Sumber: KONTAN | Editor: Barratut Taqiyyah Rafie
JAKARTA. Akhirnya, pemerintah menyerah pada keinginan buruh dalam penetapan upah minimum provinsi (UMP). Pemerintah memutuskan penentuan UMP berdasarkan rekomendasi dewan pengupahan daerah dengan memperhatikan kebutuhan hidup layak pekerja, produktivitas, dan pertumbuhan ekonomi daerah.
Keputusan mengejutkan ini merupakan revisi terakhir dari pasal 3 surat keputusan bersama (SKB) empat menteri yang terus menerus menuai penolakan dari buruh. Awalnya, pasal itu menyatakan penetapan upah berdasarkan pertumbuhan ekonomi daerah.
Soal ketetapan mengupah buruh berdasarkan pertumbuhan ekonomi ini sontak menuai protes besar-besaran dari buruh. Karena itulah, pada 27 November 2008 lalu, Menteri Tenaga Kerja dan Transmigrasi (Menakertrans) Erman Soeparno merevisi SKB itu. Ketika itu, seusai rapat kabinet, Erman mengatakan penetapan UMP berdasarkan tingkat inflasi di daerah.
Tetapi keputusan ini kemudian berubah lagi. Kali ini, rumusan pasal 3 ini berbunyi persis dengan Undang-Undang Nomor 13 Tahun 2003 tentang Ketenagakerjaan. Dalam undang-undang itu, kenaikan upah buruh berdasarkan rekomendasi dewan pengupahan daerah dengan memperhatikan kebutuhan hidup layak pekerja, produktivitas pekerja dan pertumbuhan ekonomi daerah.
Erman beralasan, perubahan ini untuk mengakomodasi masukan dan keberatan dari sejumlah pihak dalam mengatasi krisis ekonomi global. "Jadi kami berharap ada pengertian bersama," tandasnya, Senin (1/12) malam lalu.
Buruh pun senang dengan revisi SKB ini. Cuma, mereka tak terlalu antusias dengan perubahan keputusan ini. Ketua Umum Konfederasi Serikat Pekerja Seluruh Indonesia (KSPSI) Sjukur Sarto tak yakin keputusan ini bakal berlaku efektif. Pasalnya, rumusan ini sudah sejak lama menempel di undang-undang ketenagakerjaan. Namun, nyatanya, upah buruh tetap saja berdasarkan laju inflasi.
Sjukur lebih sepakat kalau upah itu mampu memenuhi kebutuhan standar seorang pekerja. "Jadi UMP harus sanggup membiayai kebutuhan sandang, pangan dan papan serta jaminan sosial," katanya.

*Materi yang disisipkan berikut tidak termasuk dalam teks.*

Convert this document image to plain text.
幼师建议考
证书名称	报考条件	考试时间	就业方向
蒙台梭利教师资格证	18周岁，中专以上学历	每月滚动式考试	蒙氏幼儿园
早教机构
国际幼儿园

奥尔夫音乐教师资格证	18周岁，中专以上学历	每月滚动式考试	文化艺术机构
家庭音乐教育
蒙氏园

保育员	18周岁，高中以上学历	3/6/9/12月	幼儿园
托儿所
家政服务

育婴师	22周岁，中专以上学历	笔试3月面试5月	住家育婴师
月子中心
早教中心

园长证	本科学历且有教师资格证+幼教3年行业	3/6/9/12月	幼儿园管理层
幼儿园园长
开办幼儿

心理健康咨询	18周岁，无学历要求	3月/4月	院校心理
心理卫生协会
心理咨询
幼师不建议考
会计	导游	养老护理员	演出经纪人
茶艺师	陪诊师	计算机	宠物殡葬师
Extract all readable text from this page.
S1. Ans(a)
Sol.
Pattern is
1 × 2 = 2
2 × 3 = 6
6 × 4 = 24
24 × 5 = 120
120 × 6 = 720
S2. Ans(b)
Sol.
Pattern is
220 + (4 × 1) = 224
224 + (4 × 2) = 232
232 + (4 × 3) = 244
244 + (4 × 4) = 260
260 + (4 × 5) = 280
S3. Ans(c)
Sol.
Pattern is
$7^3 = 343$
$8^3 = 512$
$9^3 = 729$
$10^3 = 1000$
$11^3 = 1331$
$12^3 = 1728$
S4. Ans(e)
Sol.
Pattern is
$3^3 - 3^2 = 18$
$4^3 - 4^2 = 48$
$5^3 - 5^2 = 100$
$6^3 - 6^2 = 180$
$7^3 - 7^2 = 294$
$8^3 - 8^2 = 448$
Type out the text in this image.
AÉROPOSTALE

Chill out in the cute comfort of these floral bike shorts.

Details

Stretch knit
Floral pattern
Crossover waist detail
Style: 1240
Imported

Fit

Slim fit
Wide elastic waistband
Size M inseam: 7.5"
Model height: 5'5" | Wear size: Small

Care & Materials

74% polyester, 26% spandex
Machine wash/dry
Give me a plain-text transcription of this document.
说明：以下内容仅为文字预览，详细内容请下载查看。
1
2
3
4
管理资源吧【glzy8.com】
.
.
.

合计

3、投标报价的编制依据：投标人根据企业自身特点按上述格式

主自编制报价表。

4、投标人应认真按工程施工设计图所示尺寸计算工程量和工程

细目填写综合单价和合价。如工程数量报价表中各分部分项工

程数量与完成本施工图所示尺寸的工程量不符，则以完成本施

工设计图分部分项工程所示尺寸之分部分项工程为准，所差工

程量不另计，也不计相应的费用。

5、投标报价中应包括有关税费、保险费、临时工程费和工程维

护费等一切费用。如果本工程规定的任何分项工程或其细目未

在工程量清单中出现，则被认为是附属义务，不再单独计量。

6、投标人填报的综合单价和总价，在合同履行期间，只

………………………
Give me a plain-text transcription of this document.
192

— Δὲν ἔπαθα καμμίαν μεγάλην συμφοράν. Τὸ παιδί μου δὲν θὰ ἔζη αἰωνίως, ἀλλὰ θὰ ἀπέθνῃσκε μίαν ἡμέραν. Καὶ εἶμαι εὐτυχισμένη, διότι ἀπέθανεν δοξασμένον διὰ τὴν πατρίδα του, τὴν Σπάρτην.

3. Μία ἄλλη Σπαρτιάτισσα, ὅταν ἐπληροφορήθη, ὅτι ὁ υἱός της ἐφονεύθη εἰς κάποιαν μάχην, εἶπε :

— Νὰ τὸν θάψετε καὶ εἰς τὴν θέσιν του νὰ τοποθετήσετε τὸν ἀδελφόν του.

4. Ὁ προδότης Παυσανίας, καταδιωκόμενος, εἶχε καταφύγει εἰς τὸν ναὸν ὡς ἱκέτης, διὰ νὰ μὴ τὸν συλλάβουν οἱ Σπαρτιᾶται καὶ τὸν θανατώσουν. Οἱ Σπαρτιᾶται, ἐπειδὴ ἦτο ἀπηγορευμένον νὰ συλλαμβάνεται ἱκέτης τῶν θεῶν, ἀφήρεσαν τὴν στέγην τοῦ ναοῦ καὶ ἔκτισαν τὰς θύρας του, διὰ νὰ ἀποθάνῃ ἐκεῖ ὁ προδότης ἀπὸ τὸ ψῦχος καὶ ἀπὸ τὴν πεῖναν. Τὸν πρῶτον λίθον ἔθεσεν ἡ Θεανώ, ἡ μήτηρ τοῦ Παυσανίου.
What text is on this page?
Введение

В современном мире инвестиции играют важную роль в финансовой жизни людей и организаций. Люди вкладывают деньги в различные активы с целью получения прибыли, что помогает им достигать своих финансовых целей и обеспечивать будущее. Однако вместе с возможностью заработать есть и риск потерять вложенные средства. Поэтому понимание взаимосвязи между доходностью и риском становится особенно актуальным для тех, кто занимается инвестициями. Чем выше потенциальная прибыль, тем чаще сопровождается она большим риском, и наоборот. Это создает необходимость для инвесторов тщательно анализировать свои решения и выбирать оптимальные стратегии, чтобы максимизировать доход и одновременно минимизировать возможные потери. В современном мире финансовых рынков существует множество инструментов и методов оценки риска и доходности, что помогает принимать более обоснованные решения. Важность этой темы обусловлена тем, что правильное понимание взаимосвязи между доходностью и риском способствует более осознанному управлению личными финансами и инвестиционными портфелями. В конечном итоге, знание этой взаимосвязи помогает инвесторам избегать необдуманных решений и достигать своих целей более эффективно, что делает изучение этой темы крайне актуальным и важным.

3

Karena itu, buruh tetap menuntut pemerintah tak lepas tangan kendati sudah memenuhi keinginan mereka. Mereka meminta pemerintah tetap mengawasi penerapan SKB ini.
Pengusaha juga menganggap revisi SKB empat menteri ini sudah tak efektif lagi. Ini karena sebagian provinsi sudah menetapkan UMP 2009 sebelum adanya revisi tersebut.
Ketua Umum Asosiasi Pengusaha Indonesia (Apindo) Sofyan Wanandi menilai seharusnya penetapan upah itu berdasarkan komunikasi antara pengusaha dan buruh. Menurut Sofyan, pengusaha akan mempertimbangkan upah sesuai kebutuhan hidup layak namun berdasarkan produktivitas buruh dan pertumbuhan ekonomi daerah. "Yang penting jangan sampai terjadi PHK. Harus ada saling pengertian antara buruh dengan pengusaha," katanya.